The fireplace at Batson River in Portland extends to the ceiling. Photo by Erin Little

There’s no lack of theories as to why humans are so mesmerized by fire. Some anthropologists postulate that we find it mysterious because we haven’t yet learned to entirely control it. Other folks – mostly psychologists – have argued that, because it’s been crucial to human survival for the last million or so years, we find it subconsciously comforting to be around. Which means the desire to enjoy food and drinks in the warm glow of a fire is practically a primal instinct.

“People so often want to eat by the fire,” said Stacy O’Reilly, director of sales and marketing at Harraseeket Inn’s Broad Arrow Tavern. Over the years, the Freeport pub has converted its fireplace to gas, but it still warms the sprawling room, surrounded by mounted snowshoes, moose and elk horns, and hunter green walls.

And is there any scenario more quintessentially relaxing than curling by the fire with a favorite pet? That’s entirely possible at Sea Glass at Cape Elizabeth’s Inn by the Sea.
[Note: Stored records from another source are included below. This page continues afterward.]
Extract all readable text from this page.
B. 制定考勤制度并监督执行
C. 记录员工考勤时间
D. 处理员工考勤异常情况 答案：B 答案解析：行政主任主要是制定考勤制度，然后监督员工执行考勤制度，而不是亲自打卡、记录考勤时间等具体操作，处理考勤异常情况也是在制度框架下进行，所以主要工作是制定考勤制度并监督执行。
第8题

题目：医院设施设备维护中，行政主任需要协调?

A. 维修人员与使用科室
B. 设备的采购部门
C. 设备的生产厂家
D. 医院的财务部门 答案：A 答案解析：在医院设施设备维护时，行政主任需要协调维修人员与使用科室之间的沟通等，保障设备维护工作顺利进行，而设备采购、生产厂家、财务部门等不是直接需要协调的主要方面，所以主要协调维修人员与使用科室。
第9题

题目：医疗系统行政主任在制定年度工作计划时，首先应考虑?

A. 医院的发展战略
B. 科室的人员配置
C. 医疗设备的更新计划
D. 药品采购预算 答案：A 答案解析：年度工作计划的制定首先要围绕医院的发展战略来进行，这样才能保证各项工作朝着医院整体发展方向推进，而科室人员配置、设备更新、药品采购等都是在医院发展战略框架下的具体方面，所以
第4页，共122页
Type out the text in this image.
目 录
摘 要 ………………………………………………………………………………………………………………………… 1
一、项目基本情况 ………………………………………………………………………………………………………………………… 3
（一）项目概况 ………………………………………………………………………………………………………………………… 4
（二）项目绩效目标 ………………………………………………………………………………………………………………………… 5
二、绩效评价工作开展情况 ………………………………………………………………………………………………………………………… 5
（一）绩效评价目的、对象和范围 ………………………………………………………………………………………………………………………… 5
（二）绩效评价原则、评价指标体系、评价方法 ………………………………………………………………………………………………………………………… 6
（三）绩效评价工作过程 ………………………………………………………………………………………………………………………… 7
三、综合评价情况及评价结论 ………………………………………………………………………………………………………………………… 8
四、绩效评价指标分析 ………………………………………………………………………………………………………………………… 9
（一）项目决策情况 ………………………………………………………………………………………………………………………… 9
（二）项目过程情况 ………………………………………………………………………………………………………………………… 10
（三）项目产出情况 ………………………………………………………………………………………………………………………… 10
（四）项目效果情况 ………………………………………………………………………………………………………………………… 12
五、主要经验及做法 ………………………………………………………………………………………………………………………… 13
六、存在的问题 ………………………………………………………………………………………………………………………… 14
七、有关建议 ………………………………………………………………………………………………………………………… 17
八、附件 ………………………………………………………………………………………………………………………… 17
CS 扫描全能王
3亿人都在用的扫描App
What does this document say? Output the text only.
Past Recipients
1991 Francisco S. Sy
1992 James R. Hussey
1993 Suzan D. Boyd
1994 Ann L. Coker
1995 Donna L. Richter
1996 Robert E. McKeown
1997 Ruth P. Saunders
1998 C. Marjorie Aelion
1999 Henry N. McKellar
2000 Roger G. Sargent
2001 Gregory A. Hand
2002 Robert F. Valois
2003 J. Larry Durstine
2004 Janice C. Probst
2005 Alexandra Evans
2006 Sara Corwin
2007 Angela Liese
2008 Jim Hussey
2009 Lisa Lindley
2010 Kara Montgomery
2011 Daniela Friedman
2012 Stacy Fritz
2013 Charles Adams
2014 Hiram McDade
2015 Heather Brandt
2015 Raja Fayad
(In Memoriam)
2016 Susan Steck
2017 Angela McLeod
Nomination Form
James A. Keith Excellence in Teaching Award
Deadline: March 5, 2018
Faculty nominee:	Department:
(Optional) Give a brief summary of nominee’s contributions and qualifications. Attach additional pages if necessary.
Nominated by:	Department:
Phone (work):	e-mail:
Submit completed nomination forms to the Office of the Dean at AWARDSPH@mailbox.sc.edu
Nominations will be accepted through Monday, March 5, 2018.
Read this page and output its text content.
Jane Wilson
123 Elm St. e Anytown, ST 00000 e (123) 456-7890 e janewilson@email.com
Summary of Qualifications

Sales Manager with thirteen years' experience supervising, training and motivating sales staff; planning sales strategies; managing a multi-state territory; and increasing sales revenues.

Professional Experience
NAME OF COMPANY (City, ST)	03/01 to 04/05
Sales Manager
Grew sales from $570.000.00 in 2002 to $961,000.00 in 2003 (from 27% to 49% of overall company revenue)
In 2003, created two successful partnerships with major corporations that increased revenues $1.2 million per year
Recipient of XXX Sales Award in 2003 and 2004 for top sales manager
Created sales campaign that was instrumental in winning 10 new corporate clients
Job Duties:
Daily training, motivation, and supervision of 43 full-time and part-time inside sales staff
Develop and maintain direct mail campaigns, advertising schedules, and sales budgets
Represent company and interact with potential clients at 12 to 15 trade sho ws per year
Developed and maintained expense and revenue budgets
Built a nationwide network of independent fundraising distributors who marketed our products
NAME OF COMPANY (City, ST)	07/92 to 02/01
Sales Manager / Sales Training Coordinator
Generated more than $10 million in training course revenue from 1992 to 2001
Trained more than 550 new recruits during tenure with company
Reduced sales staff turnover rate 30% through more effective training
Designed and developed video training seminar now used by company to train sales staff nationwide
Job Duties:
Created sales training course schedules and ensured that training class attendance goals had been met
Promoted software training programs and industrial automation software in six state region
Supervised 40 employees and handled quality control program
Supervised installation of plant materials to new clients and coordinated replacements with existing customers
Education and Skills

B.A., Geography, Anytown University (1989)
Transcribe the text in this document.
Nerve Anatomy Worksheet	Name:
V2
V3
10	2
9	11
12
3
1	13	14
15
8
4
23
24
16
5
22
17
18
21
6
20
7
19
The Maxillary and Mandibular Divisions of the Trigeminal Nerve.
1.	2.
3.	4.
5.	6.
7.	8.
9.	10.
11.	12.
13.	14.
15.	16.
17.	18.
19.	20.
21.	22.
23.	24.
The property is pet-friendly, so the small bar and its fireplace adjacent to the restaurant welcome animals and their humans.

Winter decor adds to the ambience by the fireplace at Earth at Hidden Pond. Photo courtesy of Earth at Hidden Pond

Wood-burning fireplaces, meanwhile, with their dramatic crackling and heady aroma, evoke a desire to sit next to its blaze, order adult beverages and figure out the meaning of life. Such is the temptation at Earth at Hidden Pond in Kennebunkport. The tables situated between the dining room and the bar abut a hulking mixed-rock fireplace that leads up to an (almost) equally wide chimney. Lean back in your seat and gaze up to the mantel, which gets adorned with a rotation of tiny tea lights, holiday decor and elk horns throughout the winter.

And not surprisingly, the bigger the fireplace, the bigger the show. At the Portland outpost of Batson River Brewing & Distilling, tables sit between the bar and the gargantuan fireplace leading all the way up to the high ceiling. Even without the fireplace, the room feels like a grand-yet-snuggly ski lodge somewhere out West. “We wanted Batson River to feel like a hidden hunting lodge in the middle of the woods,” said designer Krysta Stokes. And while you’re digging into plates of lobster mac and cheese, the staff just keeps feeding logs into the cavernous fireplace, drawing out the magic of the meal.

The fireplace at 555 North in Brunswick is ready for its first winter season. Photo courtesy of 555 North

Then there’s the enormous two-sided fireplace at 555 North, a newcomer from Steve and Michelle Corry, the duo behind Portland’s Petite Jacqueline and erstwhile Five Fifty-Five. Opened this summer in Brunswick, the boîte is anchored by a brick-and-wood-paneled fireplace on one side, and an intimate lounge area and bar on the other. “We wanted it to be soothing and very natural,” said Gerard Kiladjian, who owns The Federal Hotel where 555 North is housed, pointing to the local botanicals – both real and painted by a local artist – that deck the eatery’s walls.

Meanwhile, one of Portland’s more famous fireplaces is known as much for cooking as for comforting. At Fore Street, the open kitchen’s brick and soapstone hearth provides the huge room with a pervasive scent and glow. It’s an unusual hybrid that includes a wood-burning oven, a grill and a turnspit, and its hardwood- and applewood-fueled flames flavor dishes like wood-grilled marinated squid and turnspit-roasted, dry-rubbed pork loin. And since the hearth is visible from most seats, you can witness your dinner’s journey as it emerges from the fire, into the kitchen and, finally, on your table. It’s a production that affects all five of our senses and is, without a doubt, truly mesmerizing.

Alexandra Hall is a longtime New England lifestyle writer who lives in Maine.